Expectant Encounter…

Let me take you back.

Maybe it’s the late 90s.  I’m a teenager and I’m sitting at my place in the band at the Salvation Army hall.  It has been a great meeting.  Songs of celebration, worship, prayer, praise, testimony, and the Captain has just preached.

He’s preached about the intimacy of God, perhaps; about the immediacy and power of the Spirit; about the call to holiness; or, maybe he or she has preached the gospel; or maybe teaching through a NT letter;….or something.  Every Sunday night, I know that the whole meeting is going to head towards one particular point: the response.

The Word of God will have been preached, and we all know, without any doubt, that it asks, challenges, demands, calls, invites towards something.  Without fail.  We know that God loves us and has called us to be his, and that he invites us to partner with him through this week ahead as witnesses for Jesus wherever we are, whatever the hardship, whatever our circumstance.  And we KNOW, that next week, we’ll be able to come back to the same place and tell the stories of his working in our lives, and in the lives amongst those we’re living.

But, it’s shortly before 7pm.  The message has been preached, and the ‘prayer meeting’ starts.  And we’re in prayer, the whole meeting.  There will be singing, maybe sustained for a while…familiar choruses helping us sing, pray, know his presence.  And the Spirit would move among us and there is always opportunity to receive prayer of any sort at ‘the mercy seat’ – a place near the front of every Sally Army hall reserved for response.

mercyseat02A place of salvation; a place of prayer; a place of calling out; a place of repentance; a place of Spirit outpouring; a place of healing; a place of desperate expectancy; a place of equipping; a place of transformation; a place of commitment.  Not that the actual bit of wood was special, but special things happened there.  It was a constant reminder to all of us the God was in the business of meeting with his people and transforming them.

So, going on into ministry with that formative experience definitely shaped my understanding of what meeting for worship was all about.  It wasn’t just performer-audience…it was a place of expectant encounter with the living God.  And boy did I need the living God in every breath as I figured out how to live this life of in a hostile home, work, and school environment.  I wanted the people I was leading and ministering to to have the same experience – a God who would meet with them, change them, empower them, and fill them for whatever lies ahead.  I remember many holy moments.  Powerful.

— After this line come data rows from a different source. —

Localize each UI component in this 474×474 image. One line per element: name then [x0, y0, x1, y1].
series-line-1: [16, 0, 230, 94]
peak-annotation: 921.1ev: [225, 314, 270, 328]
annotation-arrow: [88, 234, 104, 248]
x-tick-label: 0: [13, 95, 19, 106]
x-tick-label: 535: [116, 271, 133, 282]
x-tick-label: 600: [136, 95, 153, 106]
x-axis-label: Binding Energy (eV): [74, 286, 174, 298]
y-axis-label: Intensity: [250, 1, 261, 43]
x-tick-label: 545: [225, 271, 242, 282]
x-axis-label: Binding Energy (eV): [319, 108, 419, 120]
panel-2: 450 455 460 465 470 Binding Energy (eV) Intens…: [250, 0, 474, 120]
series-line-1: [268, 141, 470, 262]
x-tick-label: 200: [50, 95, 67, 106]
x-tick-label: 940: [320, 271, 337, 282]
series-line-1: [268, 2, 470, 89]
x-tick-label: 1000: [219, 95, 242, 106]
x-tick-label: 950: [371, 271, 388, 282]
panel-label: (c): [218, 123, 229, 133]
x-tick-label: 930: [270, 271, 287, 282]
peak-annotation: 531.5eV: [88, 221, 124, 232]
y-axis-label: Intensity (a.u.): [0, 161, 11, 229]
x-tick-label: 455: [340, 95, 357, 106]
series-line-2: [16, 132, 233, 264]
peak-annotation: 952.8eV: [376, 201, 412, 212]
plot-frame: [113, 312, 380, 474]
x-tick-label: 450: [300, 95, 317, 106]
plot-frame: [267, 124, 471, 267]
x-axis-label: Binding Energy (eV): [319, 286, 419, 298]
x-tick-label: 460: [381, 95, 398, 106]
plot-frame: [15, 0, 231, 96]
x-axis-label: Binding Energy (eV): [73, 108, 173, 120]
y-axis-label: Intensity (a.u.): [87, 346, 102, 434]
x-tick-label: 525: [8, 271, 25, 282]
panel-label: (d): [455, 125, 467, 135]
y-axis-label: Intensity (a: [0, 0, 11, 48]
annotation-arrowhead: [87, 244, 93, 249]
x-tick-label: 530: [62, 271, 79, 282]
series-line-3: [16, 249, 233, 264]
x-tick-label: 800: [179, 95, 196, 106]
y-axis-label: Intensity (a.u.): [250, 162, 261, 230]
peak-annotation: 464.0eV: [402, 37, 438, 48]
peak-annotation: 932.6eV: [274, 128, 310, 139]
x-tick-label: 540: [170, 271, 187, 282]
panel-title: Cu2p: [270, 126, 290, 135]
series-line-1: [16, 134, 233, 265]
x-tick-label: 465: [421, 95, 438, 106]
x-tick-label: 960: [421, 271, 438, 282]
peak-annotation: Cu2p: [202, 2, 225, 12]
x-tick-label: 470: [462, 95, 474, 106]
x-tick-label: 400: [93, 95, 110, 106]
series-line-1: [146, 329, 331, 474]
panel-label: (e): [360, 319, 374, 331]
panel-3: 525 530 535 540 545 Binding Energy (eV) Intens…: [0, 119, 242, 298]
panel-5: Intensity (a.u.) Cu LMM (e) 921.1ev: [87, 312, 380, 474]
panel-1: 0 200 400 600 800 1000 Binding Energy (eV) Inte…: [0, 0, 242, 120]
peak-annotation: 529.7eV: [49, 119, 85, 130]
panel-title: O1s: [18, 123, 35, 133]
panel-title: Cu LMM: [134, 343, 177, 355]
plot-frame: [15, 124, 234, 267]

I still want the same now in ministry.  I don’t want to ever just turn up and go home feeling like I’ve gone through the motions.  And I don’t want the church to feel like that either.

And this all leads me to say that we all need to learn how to wait on God and give space for him to move.  In our own experience, we need to learn how to break out from under the umbrella and let God alight upon us by his Spirit.  We need to learn to come before God expectant that God will move, speak, impact, change, empower, transform.

We need to learn awe, humility, and how to submit in such a way that the Spirit of God can have his way with us in the thousand holy moments of divine encounter.  I’m not content just to have learned something interesting or caught up with people I know and love.  I want to come and know the power of God at work in and through his people.

Going back 20 years…there’d be the final song.  And it was usually one you could stomp to because, filled afresh with the missionary Spirit, it was time to march out.  It was one with a hundred choruses because the next movement was a step onto the battlefield of the world where we’d see victories and defeats, advances and retreats…but we’d go knowing that Christ was our commander and the battle belonged to Him.  ‘The World for God!’, the battle Cry.

On we march with the Blood and the Fire
to the ends of the earth we will go;
And the Saviour’s love will be the theme of our song
because we love Him so!

The nostalgia is nice.  But it’s not the wrapping I want.  It’s Him alone.  Your Kingdom Come, Your Will Be Done.